Читать «Годы эмиграции» онлайн - страница 215

Марк Вениаминович Вишняк

Известная формула Щедрина: «За взаимностью мордобоя дело прекратить» меня в создавшемся положении никак не устраивала. «Площадная перебранка и словесные пощечины» не соответствовали фактам и искажали существо. Оставить это без реплики я не мог, как ни мало был склонен продолжать спор, на этот раз уже не с Коряковым, а с Вейнбаумом. Я знал, что поступавшие во время нашей полемики «Письма в редакцию» редакция неизменно отказывалась печатать, независимо от содержания, от авторов и взглядов, защищали ли они меня или моего противника. Я вынуждался, поэтому, к крайней сдержанности.

Выразив «полное удовлетворение и даже признательность» за убедительную и энергичную защиту «героической русской интеллигенции», я ограничился поэтому выражением «сильного огорчения», что «оба» участника спора были уравнены без учета, кто был «агрессором». Я подчеркивал при этом, что спор шел о большом и существенном, и было бы прискорбно, если бы в читательских кругах создалось впечатление, что это просто Иван Иванович повздорил с Иваном Никифоровичем даже не из-за гусака, а, того хуже, – из-за дьявола.

Я спроектировал и очень краткую, формальную приписку от Редакции, признающей письмо заслуживающим внимания и тех, кто с ним не вполне согласен. Рассчитывал я, правда, что к этой приписке – вернее, отписке – редакция прибавит кое-что и от себя. Этого, увы, не случилось: к краткой, сухо-формальной приписке ничего не было прибавлено, – но письмо было опубликовано полностью.

Поместив в «Новом Русском Слове» окончание статьи на тему, начатую обсуждением раньше, дальнейшее сотрудничество в газете я счел для себя невозможным.

Спор – или полемика – с Ильиным и Коряковым привлек к себе сравнительно широкое внимание политической эмиграции в Нью-Йорке, Париже и некоторых других пунктах русского рассеяния. Три других спора-столкновения мнений по совершенно иным вопросам представляли менее общий интерес. Это не значит, что они имели дело с вопросами несущественными.

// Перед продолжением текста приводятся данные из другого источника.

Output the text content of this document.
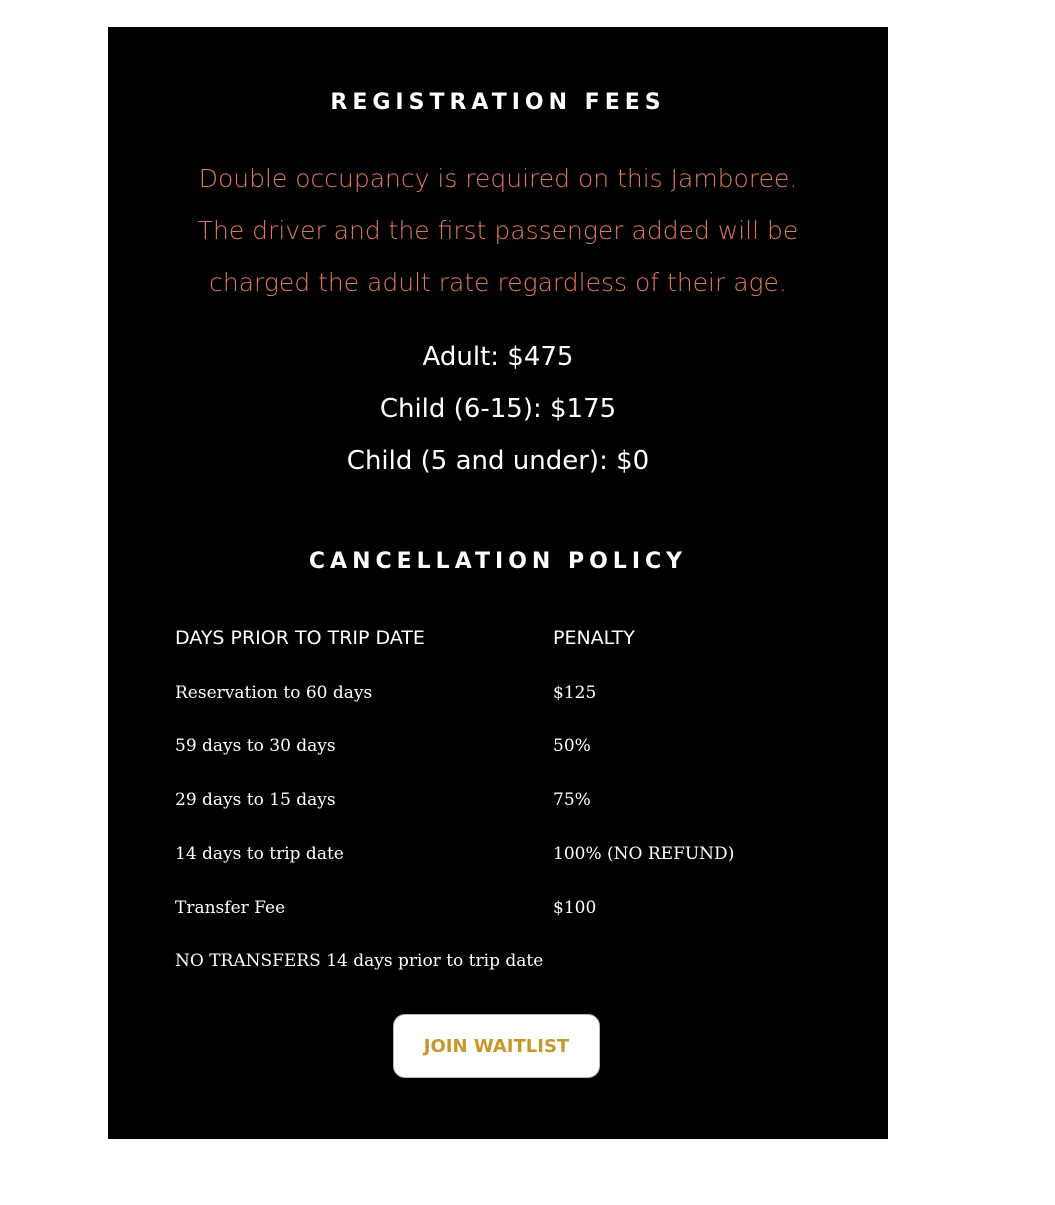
REGISTRATION FEES
Double occupancy is required on this Jamboree.
The driver and the first passenger added will be
charged the adult rate regardless of their age.
Adult: $475
Child (6-15): $175
Child (5 and under): $0
CANCELLATION POLICY
DAYS PRIOR TO TRIP DATE	PENALTY
Reservation to 60 days	$125
59 days to 30 days	50%
29 days to 15 days	75%
14 days to trip date	100% (NO REFUND)
Transfer Fee	$100
NO TRANSFERS 14 days prior to trip date
JOIN WAITLIST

Касьян Прошин в статьях «Скубент бунтует» и «О бунтующем студенте» возвел небылицу на партию социалистов-революционеров и ее вождей, героически живших и мученически скончавшихся, Гершуни и Мих. Гоца. Когда некий Ю. Н. отметил фактические ошибки, допущенные Прошиным, тот сослался на неведение по малолетству – был в 4-м классе, когда произошло событие, описанное им 54 года спустя, – но свое обвинение в том, что эсеры «толкали на гибель» молодежь, он не только повторил, но и подробнее развил.

Оказывается, «фанатики типа Михаила Гоца» платили «за свои идеалы чужими головами», и происходило это так: «берут нетронутую душу, растлевают ее вожделением убийства и бросают чёрту на рога»; «жертвенная молодежь умирает на виселице, а генералы партии, Гершуни, Мих. Гоц, Чернов и пресловутый Азеф умирали в своих постелях». Прошин допускал, что ему скажут: «Не все же были фанатиками (как Гоц), маниаками (вроде Ленина) или провокаторами (как Азеф), были же и вдумчивые, честные революционные вожди». Но раз «всероссийской каторги они не предвидели», Прошин сбрасывает их со счета: «Не умеешь предвидеть – шей сапоги». Такова была последняя мудрость Прошина.